Improving Performance Of Memory Based Reasoning Model Using Weight of Evidence Coded Categorical Variables
Posted: 3 May 2016 | Source: SAS
Memory based Reasoning (MBR) is an empirical classification method which works by comparing cases in hand with similar examples from the past and then applying that information to the new case. MBR modeling is based on the assumptions that the input variables are numeric, orthogonal to each other, and standardized. The latter two assumptions are taken care by Principal Components’ transformation of raw variables and using the components instead of the raw variables as inputs to MBR. To satisfy the first assumption, the categorical variables are often dummy coded. This raises issues such as increasing dimensionality and overfitting in the training data by introducing discontinuity in the response surface relating inputs and target variables.
The Weight of Evidence (WOE) method overcomes this challenge. This method measures the relative response of the target for each group level of a categorical variable. Then the levels are replaced by the pattern of response of the target variable within that category. SAS® Enterprise Miner’s Interactive Grouping Node is used to achieve this. By this way the categorical variables are converted into numeric. This paper demonstrates the improvement in performance of an MBR model when categorical variables are WOE coded.
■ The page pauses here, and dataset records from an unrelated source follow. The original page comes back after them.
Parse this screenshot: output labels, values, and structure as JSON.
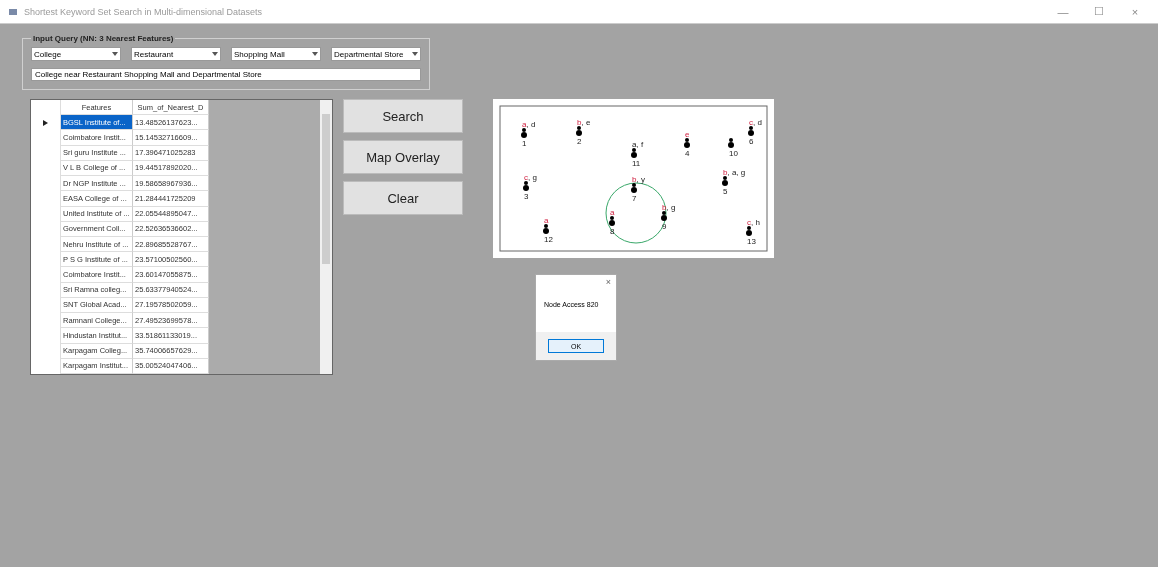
{
  "window": {
    "title": "Shortest Keyword Set Search in Multi-dimensional Datasets"
  },
  "query_group": {
    "title": "Input Query (NN: 3 Nearest Features)",
    "dropdowns": [
      "College",
      "Restaurant",
      "Shopping Mall",
      "Departmental Store"
    ],
    "query_text": "College near Restaurant Shopping Mall and Departmental Store"
  },
  "table": {
    "columns": [
      "Features",
      "Sum_of_Nearest_D"
    ],
    "rows": [
      {
        "cells": [
          "BGSL Institute of...",
          "13.48526137623..."
        ],
        "selected": true
      },
      {
        "cells": [
          "Coimbatore Instit...",
          "15.14532716609..."
        ],
        "selected": false
      },
      {
        "cells": [
          "Sri guru Institute ...",
          "17.396471025283"
        ],
        "selected": false
      },
      {
        "cells": [
          "V L B College of ...",
          "19.44517892020..."
        ],
        "selected": false
      },
      {
        "cells": [
          "Dr NGP Institute ...",
          "19.58658967936..."
        ],
        "selected": false
      },
      {
        "cells": [
          "EASA College of ...",
          "21.284441725209"
        ],
        "selected": false
      },
      {
        "cells": [
          "United Institute of ...",
          "22.05544895047..."
        ],
        "selected": false
      },
      {
        "cells": [
          "Government Coll...",
          "22.52636536602..."
        ],
        "selected": false
      },
      {
        "cells": [
          "Nehru Institute of ...",
          "22.89685528767..."
        ],
        "selected": false
      },
      {
        "cells": [
          "P S G Institute of ...",
          "23.57100502560..."
        ],
        "selected": false
      },
      {
        "cells": [
          "Coimbatore Instit...",
          "23.60147055875..."
        ],
        "selected": false
      },
      {
        "cells": [
          "Sri Ramna colleg...",
          "25.63377940524..."
        ],
        "selected": false
      },
      {
        "cells": [
          "SNT Global Acad...",
          "27.19578502059..."
        ],
        "selected": false
      },
      {
        "cells": [
          "Ramnani College...",
          "27.49523699578..."
        ],
        "selected": false
      },
      {
        "cells": [
          "Hindustan Institut...",
          "33.51861133019..."
        ],
        "selected": false
      },
      {
        "cells": [
          "Karpagam Colleg...",
          "35.74006657629..."
        ],
        "selected": false
      },
      {
        "cells": [
          "Karpagam Institut...",
          "35.00524047406..."
        ],
        "selected": false
      }
    ]
  },
  "buttons": [
    "Search",
    "Map Overlay",
    "Clear"
  ],
  "map": {
    "nodes": [
      {
        "label": "1",
        "keywords": "a",
        "extra": ", d"
      },
      {
        "label": "2",
        "keywords": "b",
        "extra": ", e"
      },
      {
        "label": "11",
        "extra": "a, f"
      },
      {
        "label": "4",
        "keywords": "e"
      },
      {
        "label": "10"
      },
      {
        "label": "6",
        "keywords": "c",
        "extra": ", d"
      },
      {
        "label": "3",
        "keywords": "c",
        "extra": ", g"
      },
      {
        "label": "5",
        "keywords": "b",
        "extra": ", a, g"
      },
      {
        "label": "7",
        "keywords": "b",
        "extra": ", y"
      },
      {
        "label": "8",
        "keywords": "a"
      },
      {
        "label": "9",
        "keywords": "b",
        "extra": ", g"
      },
      {
        "label": "13",
        "keywords": "c",
        "extra": ", h"
      },
      {
        "label": "12",
        "keywords": "a"
      }
    ]
  },
  "message_box": {
    "close": "×",
    "text": "Node Access 820",
    "button": "OK"
  },
  "title_controls": [
    "—",
    "☐",
    "×"
  ]
}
A credit screening dataset obtained from SAS Education that comprises of 25 attributes for 3,000 applicants is used for this study. Three different types of MBR models were built using SAS® Enterprise Miner’s MBR node to check the improvement in performance. The results showed the MBR model with WOE coded categorical variables performed best based on misclassification rate. Using this data, when WOE coding was adopted the model misclassification rate decreased from 0.382 to 0.344 while the sensitivity of the model increased from 0.552 to 0.572.